What will I do now? Well, I hear piracy in back en vogue, and I have always wanted to replace my left hand with a hook. If retail can be escaped after an adult life work history of eight years of uninterrupted book selling, then I'll claw my way to something else (hook hand or not). I know I won't be going back to The Evil Empire (that's the retail outlet based out of NY that's corporate with a capital B&N). I've been spoiled by the ease and humanity of Schwartz, and can't go back to being a cog. I can write, but writing doesn't pay bills at this point. For me, I see a stopgap sweeping floors in a warehouse.

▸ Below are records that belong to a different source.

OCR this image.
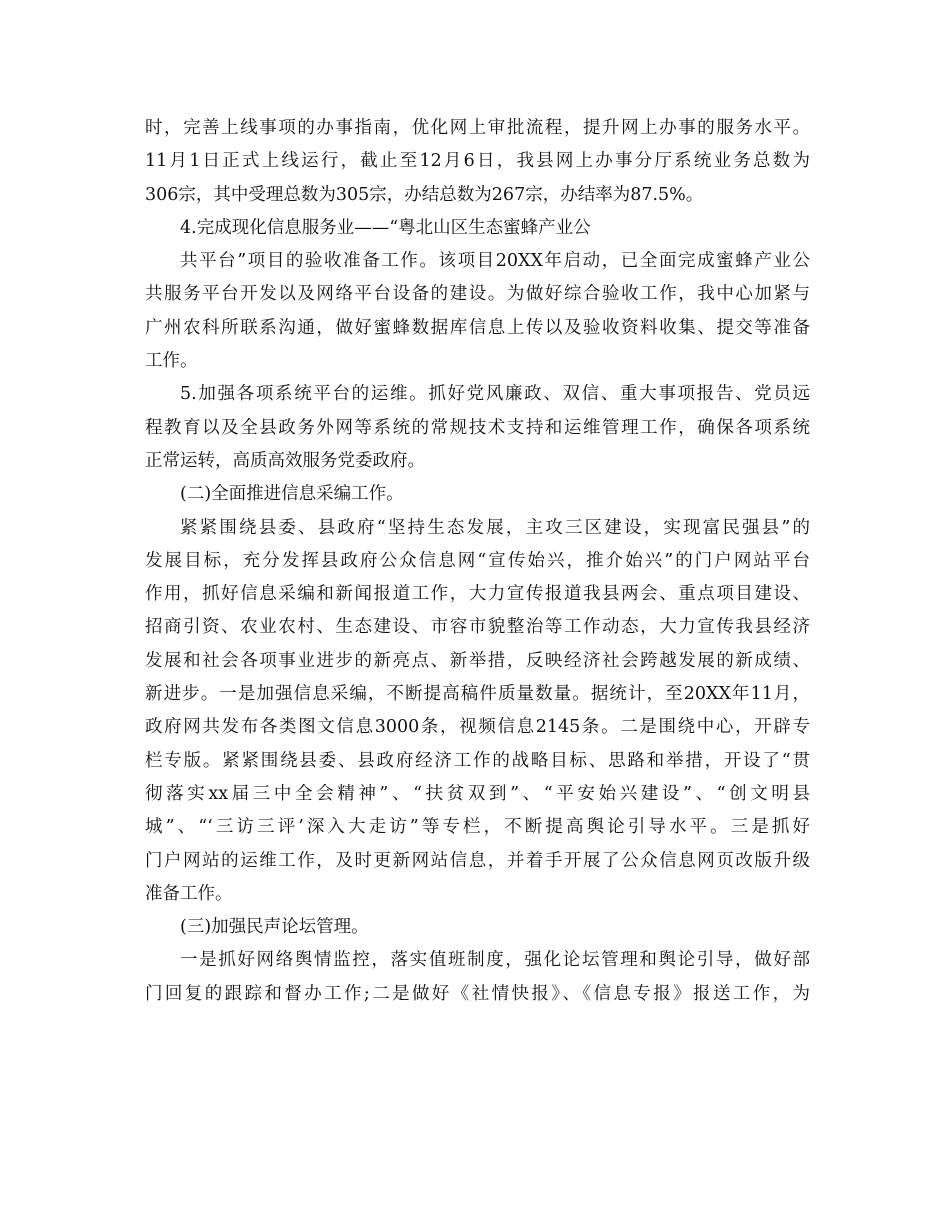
时，完善上线事项的办事指南，优化网上审批流程，提升网上办事的服务水平。
11月1日正式上线运行，截止至12月6日，我县网上办事分厅系统业务总数为
306宗，其中受理总数为305宗，办结总数为267宗，办结率为87.5%。
4.完成现化信息服务业——“粤北山区生态蜜蜂产业公
共平台”项目的验收准备工作。该项目20XX年启动，已全面完成蜜蜂产业公
共服务平台开发以及网络平台设备的建设。为做好综合验收工作，我中心加紧与
广州农科所联系沟通，做好蜜蜂数据库信息上传以及验收资料收集、提交等准备
工作。
5.加强各项系统平台的运维。抓好党风廉政、双信、重大事项报告、党员远
程教育以及全县政务外网等系统的常规技术支持和运维管理工作，确保各项系统
正常运转，高质高效服务党委政府。
(二)全面推进信息采编工作。
紧紧围绕县委、县政府“坚持生态发展，主攻三区建设，实现富民强县”的
发展目标，充分发挥县政府公众信息网“宣传始兴，推介始兴”的门户网站平台
作用，抓好信息采编和新闻报道工作，大力宣传报道我县两会、重点项目建设、
招商引资、农业农村、生态建设、市容市貌整治等工作动态，大力宣传我县经济
发展和社会各项事业进步的新亮点、新举措，反映经济社会跨越发展的新成绩、
新进步。一是加强信息采编，不断提高稿件质量数量。据统计，至20XX年11月，
政府网共发布各类图文信息3000条，视频信息2145条。二是围绕中心，开辟专
栏专版。紧紧围绕县委、县政府经济工作的战略目标、思路和举措，开设了“贯
彻落实xx届三中全会精神”、“扶贫双到”、“平安始兴建设”、“创文明县
城”、“‘三访三评’深入大走访”等专栏，不断提高舆论引导水平。三是抓好
门户网站的运维工作，及时更新网站信息，并着手开展了公众信息网页改版升级
准备工作。
(三)加强民声论坛管理。
一是抓好网络舆情监控，落实值班制度，强化论坛管理和舆论引导，做好部
门回复的跟踪和督办工作;二是做好《社情快报》、《信息专报》报送工作，为
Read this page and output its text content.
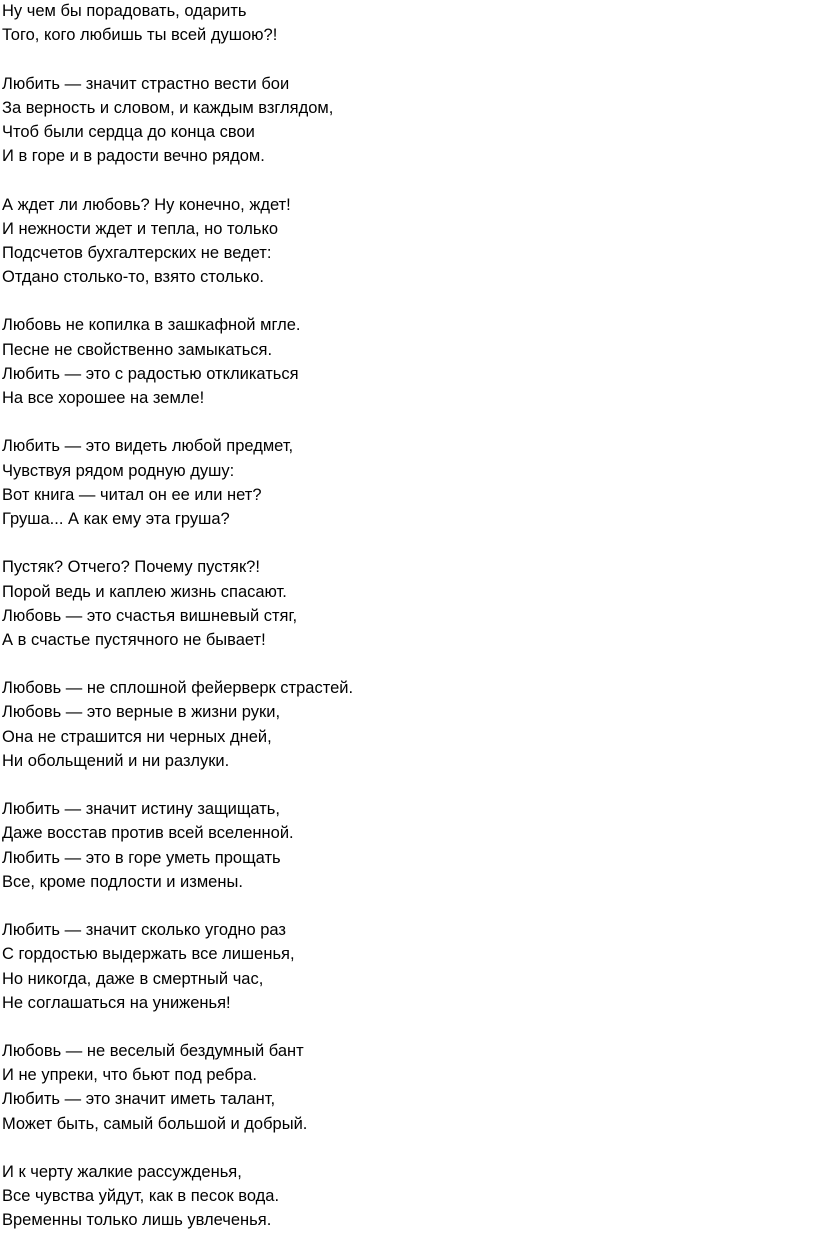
Ну чем бы порадовать, одарить
Того, кого любишь ты всей душою?!
Любить — значит страстно вести бои
За верность и словом, и каждым взглядом,
Чтоб были сердца до конца свои
И в горе и в радости вечно рядом.
А ждет ли любовь? Ну конечно, ждет!
И нежности ждет и тепла, но только
Подсчетов бухгалтерских не ведет:
Отдано столько-то, взято столько.
Любовь не копилка в зашкафной мгле.
Песне не свойственно замыкаться.
Любить — это с радостью откликаться
На все хорошее на земле!
Любить — это видеть любой предмет,
Чувствуя рядом родную душу:
Вот книга — читал он ее или нет?
Груша... А как ему эта груша?
Пустяк? Отчего? Почему пустяк?!
Порой ведь и каплею жизнь спасают.
Любовь — это счастья вишневый стяг,
А в счастье пустячного не бывает!
Любовь — не сплошной фейерверк страстей.
Любовь — это верные в жизни руки,
Она не страшится ни черных дней,
Ни обольщений и ни разлуки.
Любить — значит истину защищать,
Даже восстав против всей вселенной.
Любить — это в горе уметь прощать
Все, кроме подлости и измены.
Любить — значит сколько угодно раз
С гордостью выдержать все лишенья,
Но никогда, даже в смертный час,
Не соглашаться на униженья!
Любовь — не веселый бездумный бант
И не упреки, что бьют под ребра.
Любить — это значит иметь талант,
Может быть, самый большой и добрый.
И к черту жалкие рассужденья,
Все чувства уйдут, как в песок вода.
Временны только лишь увлеченья.
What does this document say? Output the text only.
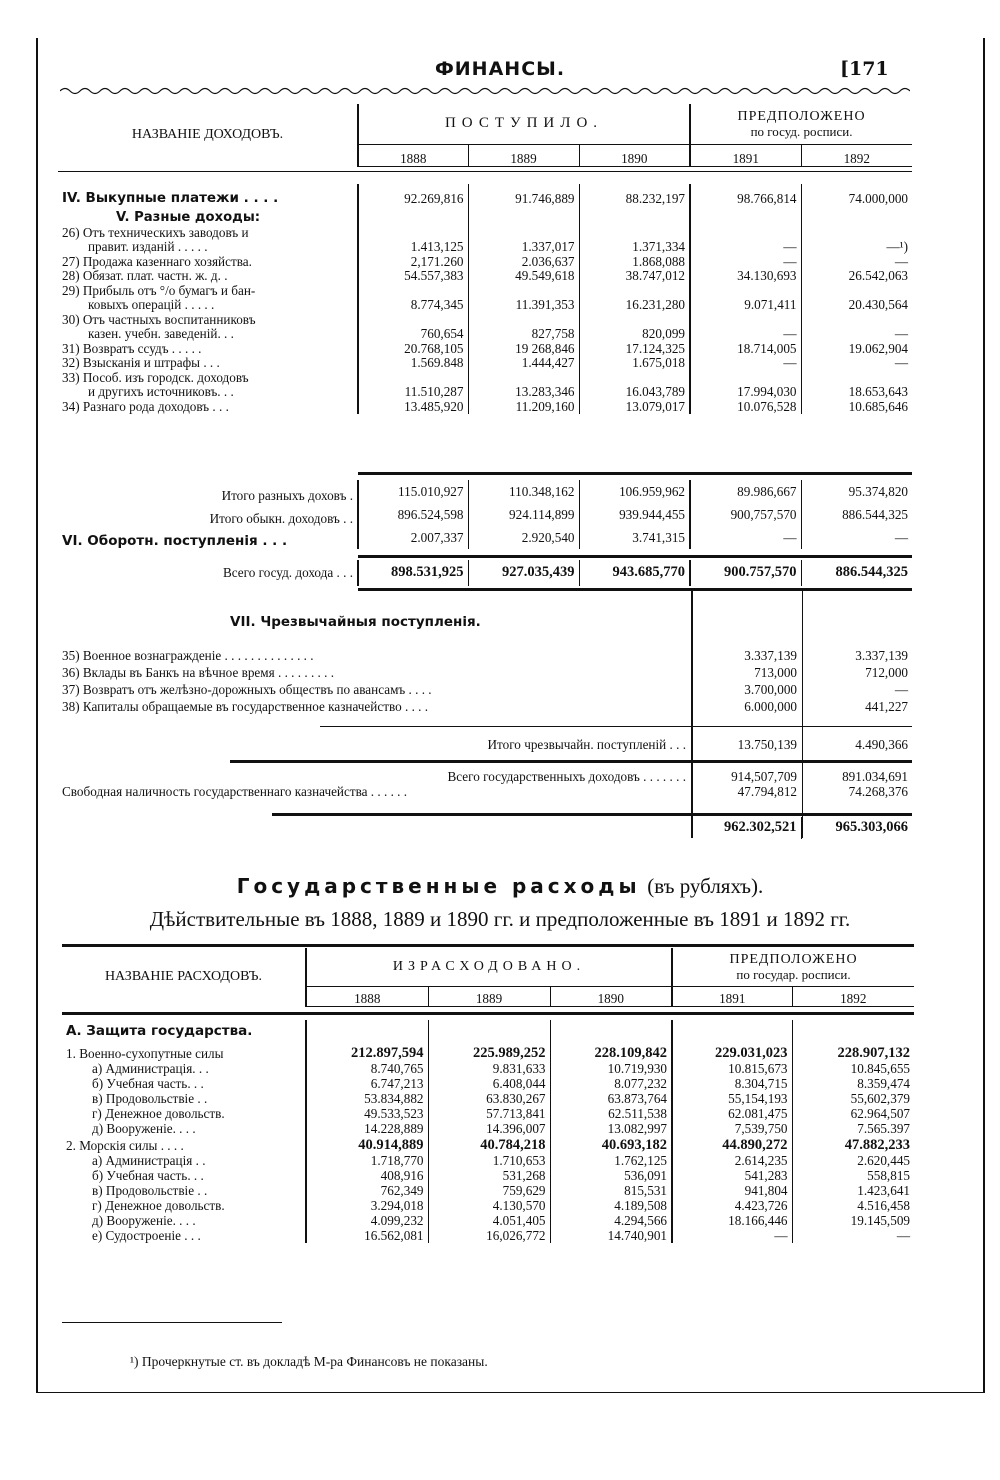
ФИНАНСЫ.	[171
НАЗВАНIЕ ДОХОДОВЪ.	ПОСТУПИЛО.			ПРЕДПОЛОЖЕНО
по госуд. росписи.	

	1888	1889	1890	1891	1892
IV. Выкупные платежи . . . .	92.269,816	91.746,889	88.232,197	98.766,814	74.000,000
V. Разные доходы:					
26) Отъ техническихъ заводовъ и					
правит. изданiй . . . . .	1.413,125	1.337,017	1.371,334	—	—¹)
27) Продажа казеннаго хозяйства.	2,171.260	2.036,637	1.868,088	—	—
28) Обязат. плат. частн. ж. д. .	54.557,383	49.549,618	38.747,012	34.130,693	26.542,063
29) Прибыль отъ °/o бумагъ и бан-					
ковыхъ операцiй . . . . .	8.774,345	11.391,353	16.231,280	9.071,411	20.430,564
30) Отъ частныхъ воспитанниковъ					
казен. учебн. заведенiй. . .	760,654	827,758	820,099	—	—
31) Возвратъ ссудъ . . . . .	20.768,105	19 268,846	17.124,325	18.714,005	19.062,904
32) Взысканiя и штрафы . . .	1.569.848	1.444,427	1.675,018	—	—
33) Пособ. изъ городск. доходовъ					
и другихъ источниковъ. . .	11.510,287	13.283,346	16.043,789	17.994,030	18.653,643
34) Разнаго рода доходовъ . . .	13.485,920	11.209,160	13.079,017	10.076,528	10.685,646
Итого разныхъ доховъ .	115.010,927	110.348,162	106.959,962	89.986,667	95.374,820
Итого обыкн. доходовъ . .	896.524,598	924.114,899	939.944,455	900,757,570	886.544,325
VI. Оборотн. поступленiя . . .	2.007,337	2.920,540	3.741,315	—	—
Всего госуд. дохода . . .	898.531,925	927.035,439	943.685,770	900.757,570	886.544,325
VII. Чрезвычайныя поступленiя.
35) Военное вознагражденiе . . . . . . . . . . . . . .	3.337,139	3.337,139
36) Вклады въ Банкъ на вѣчное время . . . . . . . . .	713,000	712,000
37) Возвратъ отъ желѣзно-дорожныхъ обществъ по авансамъ . . . .	3.700,000	—
38) Капиталы обращаемые въ государственное казначейство . . . .	6.000,000	441,227
Итого чрезвычайн. поступленiй . . .	13.750,139	4.490,366
Всего государственныхъ доходовъ . . . . . . .	914,507,709	891.034,691
Свободная наличность государственнаго казначейства . . . . . .	47.794,812	74.268,376
	962.302,521	965.303,066
Государственные расходы (въ рубляхъ).
Дѣйствительные въ 1888, 1889 и 1890 гг. и предположенные въ 1891 и 1892 гг.
НАЗВАНIЕ РАСХОДОВЪ.	ИЗРАСХОДОВАНО.			ПРЕДПОЛОЖЕНО
по государ. росписи.	

	1888	1889	1890	1891	1892
А. Защита государства.					
1. Военно-сухопутные силы	212.897,594	225.989,252	228.109,842	229.031,023	228.907,132
а) Администрацiя. . .	8.740,765	9.831,633	10.719,930	10.815,673	10.845,655
б) Учебная часть. . .	6.747,213	6.408,044	8.077,232	8.304,715	8.359,474
в) Продовольствiе . .	53.834,882	63.830,267	63.873,764	55,154,193	55,602,379
г) Денежное довольств.	49.533,523	57.713,841	62.511,538	62.081,475	62.964,507
д) Вооруженiе. . . .	14.228,889	14.396,007	13.082,997	7,539,750	7.565.397
2. Морскiя силы . . . .	40.914,889	40.784,218	40.693,182	44.890,272	47.882,233
а) Администрацiя . .	1.718,770	1.710,653	1.762,125	2.614,235	2.620,445
б) Учебная часть. . .	408,916	531,268	536,091	541,283	558,815
в) Продовольствiе . .	762,349	759,629	815,531	941,804	1.423,641
г) Денежное довольств.	3.294,018	4.130,570	4.189,508	4.423,726	4.516,458
д) Вооруженiе. . . .	4.099,232	4.051,405	4.294,566	18.166,446	19.145,509
е) Судостроенiе . . .	16.562,081	16,026,772	14.740,901	—	—
¹) Прочеркнутые ст. въ докладѣ М-ра Финансовъ не показаны.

Don't feel bad. It's honest work, and I'm not a careerist who needs to be defined by his work. There is an attractive aspect to leaving work on the job and keeping my passions at home, pure and joyous. This is the economy we've been left by our benevolent dictator, and I can survive it. That said, if any publishing types are reading this and want to pay me a ridiculous amount of money to pontificate, I still have seven minutes left on my prepaid cell phone. Hit me up.
I must thank Carol Grossmeyer, owner and driving spirit of the shops for her tireless dedication to the ideal and the process of book selling. My hat is off to her for continuing the stewardship of a dream embodied by her late husband David and his father before him. Eighty years of struggle ensures that this company sets the standard for all others looking to swim against the tide. If you are looking for an example to follow, look no further.
Let's end for now with a list of the finest booksellers I know. All of the names on this list are diamonds waiting to be set in your rings,
CEOs.
Doug James
Joe
LisbergConrad
SilverbergStacie Williams
Carl Hoffman
Jay Johnson
Sarah Marine
Jordan
GowerBayard
GodsaveMyra Poe
Drew Blanchard
I remain Justin Riley, book lover.
The Schwartz Bookshop on Downer Avenue, when it was still a game and money hadn't made it a business. Or the 1927 New York Yankees (aka Murderer's Row). It's one of those two.(Edited to add:) Bookselling was and is for me a cultural and political expression, an expression of progressive change, of challenge to oppressive authority, of a search for a community of values which can act as an underpinning of a better world. The true profit in bookselling is the social profit; the bottom line, the measure of the impact of the bookshop on the community.